NRF - Peace Breaks Out
NRF stands for Neighbourhood Renewal Fund. It is a sum of money adding up to £22 Million per year that is intended to be used for projects to assist with Birmingham (and 87 other local authorities) improving their performance on "Floor Targets".
are objectives defined statistically to improve certain matters (eg reduce crime, get better exam results). The theory is one that by bringing the bottom 88 authorities up we make progress throughout the country.
Most local authorities merely snaffled the money for their core budgets. There are certain rules of gamesmanship that apply to getting money from UK Government and the EU. There is a form of bureaucratic dance that occurs, but with people being very practised in the art of adjusting their projects to suit the funding the money often ends up being swallowed up for nothing.
Birmingham tried something innovative. We had spent £50K in each ward on projects identified in the ward from revenue we received when a shareholding in BHX (Birmingham International Airport) was sold. This worked well as specific projects were identified that generally delivered things.
We, therefore, set up a similar scheme for handling NRF. This means a group of residents (called the Ward Advisory Board or something similar, but often referrred to as a local strategic partnership) get together with the ward councillors identify projects and then manage the process.
The level of detail this allows would not be possible within the bureaucracy as it would not be possible to get the proper accountable scrutiny into the process.

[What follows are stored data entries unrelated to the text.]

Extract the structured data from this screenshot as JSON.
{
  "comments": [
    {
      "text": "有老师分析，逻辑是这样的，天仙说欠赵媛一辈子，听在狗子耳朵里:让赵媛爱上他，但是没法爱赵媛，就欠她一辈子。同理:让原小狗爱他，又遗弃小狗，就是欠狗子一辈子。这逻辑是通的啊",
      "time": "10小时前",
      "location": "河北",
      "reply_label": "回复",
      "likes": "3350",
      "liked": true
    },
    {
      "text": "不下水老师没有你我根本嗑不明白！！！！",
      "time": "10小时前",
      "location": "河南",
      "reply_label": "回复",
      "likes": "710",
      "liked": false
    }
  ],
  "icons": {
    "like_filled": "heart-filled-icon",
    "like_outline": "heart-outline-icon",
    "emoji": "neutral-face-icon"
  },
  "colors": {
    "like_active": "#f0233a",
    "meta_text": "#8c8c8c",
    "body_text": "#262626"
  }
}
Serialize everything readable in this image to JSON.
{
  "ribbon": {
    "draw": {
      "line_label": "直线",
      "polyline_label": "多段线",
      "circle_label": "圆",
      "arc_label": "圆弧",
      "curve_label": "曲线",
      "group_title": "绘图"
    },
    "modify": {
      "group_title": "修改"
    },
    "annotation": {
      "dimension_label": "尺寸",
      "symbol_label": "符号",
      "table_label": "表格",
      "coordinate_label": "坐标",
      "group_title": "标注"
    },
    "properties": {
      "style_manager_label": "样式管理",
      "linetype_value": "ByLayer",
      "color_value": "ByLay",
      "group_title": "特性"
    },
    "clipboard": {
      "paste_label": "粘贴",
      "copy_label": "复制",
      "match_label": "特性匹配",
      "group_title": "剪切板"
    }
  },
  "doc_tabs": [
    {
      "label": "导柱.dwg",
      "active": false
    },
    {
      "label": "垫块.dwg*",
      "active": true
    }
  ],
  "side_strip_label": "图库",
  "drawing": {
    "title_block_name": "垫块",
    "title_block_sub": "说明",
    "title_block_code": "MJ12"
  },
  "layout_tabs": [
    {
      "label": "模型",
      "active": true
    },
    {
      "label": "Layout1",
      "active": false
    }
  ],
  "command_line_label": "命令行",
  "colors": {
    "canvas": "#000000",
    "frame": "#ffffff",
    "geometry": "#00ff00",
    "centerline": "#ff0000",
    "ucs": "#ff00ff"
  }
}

There was one problem, however, which is that noone told us that we were supposed to be using the money to achieve the floor targets.
There is a problem. That is that there are lots of different cooks involved in cooking this particular broth. There is the Neighbourhood Renewal Unit (NRU), Government Office West Midlands (GOWM), The central City Council bureaucracy, the local City Council Bureaucracy, Councillors, MPs and Local Neighbourhood Forums. With such a large structure involving many people communications problems often occur.
This ended up in some wards such as in the Erdington Constituency where some councillors really like statues that some of the money was used or statues.
Now I have some difficulty understanding how having a statue enables the reduction of teenage pregnancies, but there may be some arcane link.
Some people got a bit stressed about this and there were lots of rows and people saying this was the wrong way to do things.
It remains that some of the schemes such as gating up rear accesses did a good and identifiable job in reducing crime etc. The point about this is that it can be shown that spending the money achieved the result. The unique thing about Birmingham's approach is that we can prove what works because we have controls (ie wards in which the same thing was not done).
Rather than identify what the real problem was and fix it people started thinking up more and more complex schemes for how to control the projects - many of which would not satisfy the financial regulations.
Finally in November GOWM wrote to the Council sort of instructing it to do things a different way. We made the point that there are projects that are running out of each year's revenue and that trying to change the system so that it runs a different way would result in all of these projects (Which employ staff) shutting down for a while.
In December this argument was accepted. A note was circulated suggesting a mechanism as to the way forward and noone has opposed it. The deadline for responses was yesterday. This enabled me to write the following article for Neighbourhood News (a publication that goes to 1,300 community activists in Birmingham).
After long discussions with various arms of government, MPs, Councillors and
with members of the Strategic Partnership some form of peace has broken out
with a consensus as to how to handle the 2005/6 allocation of NRF. It is
recognised by all that whatever the merits of the arguments for different
schemes of payment we needed to get on with year 2005/6. If we had not been
able to do that continuing projects dependent upon NRF would have
The NRF allocations in 2005/6 for local spend will again be based on a Ward
allocation. The funding will be made up of a £50k Community Chest in each
Ward plus an allocation reflecting the deprivation and population to tackle
the national floor targets. In order to focus the funding on activities
which will have the biggest impact in the most deprived areas. District
Strategic Partnerships will be providing guidance on which aspects of the
national floor targets the proposed projects should be addressing and in
the mean time Wards should be developing the list of potential schemes.
This does mean that a number of people who would have lost their jobs will keep them which is good news.
The whole process does get rather bogged down in bureaucracy.
New Year's Celebrations
A minor tempest in a tea cup is going on about where the city holds its New Year's Celebrations. There is always a review after an event. I personally would prefer the event held closer to the city centre than Millenium Point as we would get higher numbers. However, no decision has been made as yet. I do generally go to the New Year's events myself and was at the one on 31st Dec 2004 - much that I have been criticised for not being there.
Plough and Harrow - Coventry Road
Another project I have been working on is getting this derelict building back into use. The good news is that yesterday there was a site visit to look at some proposals.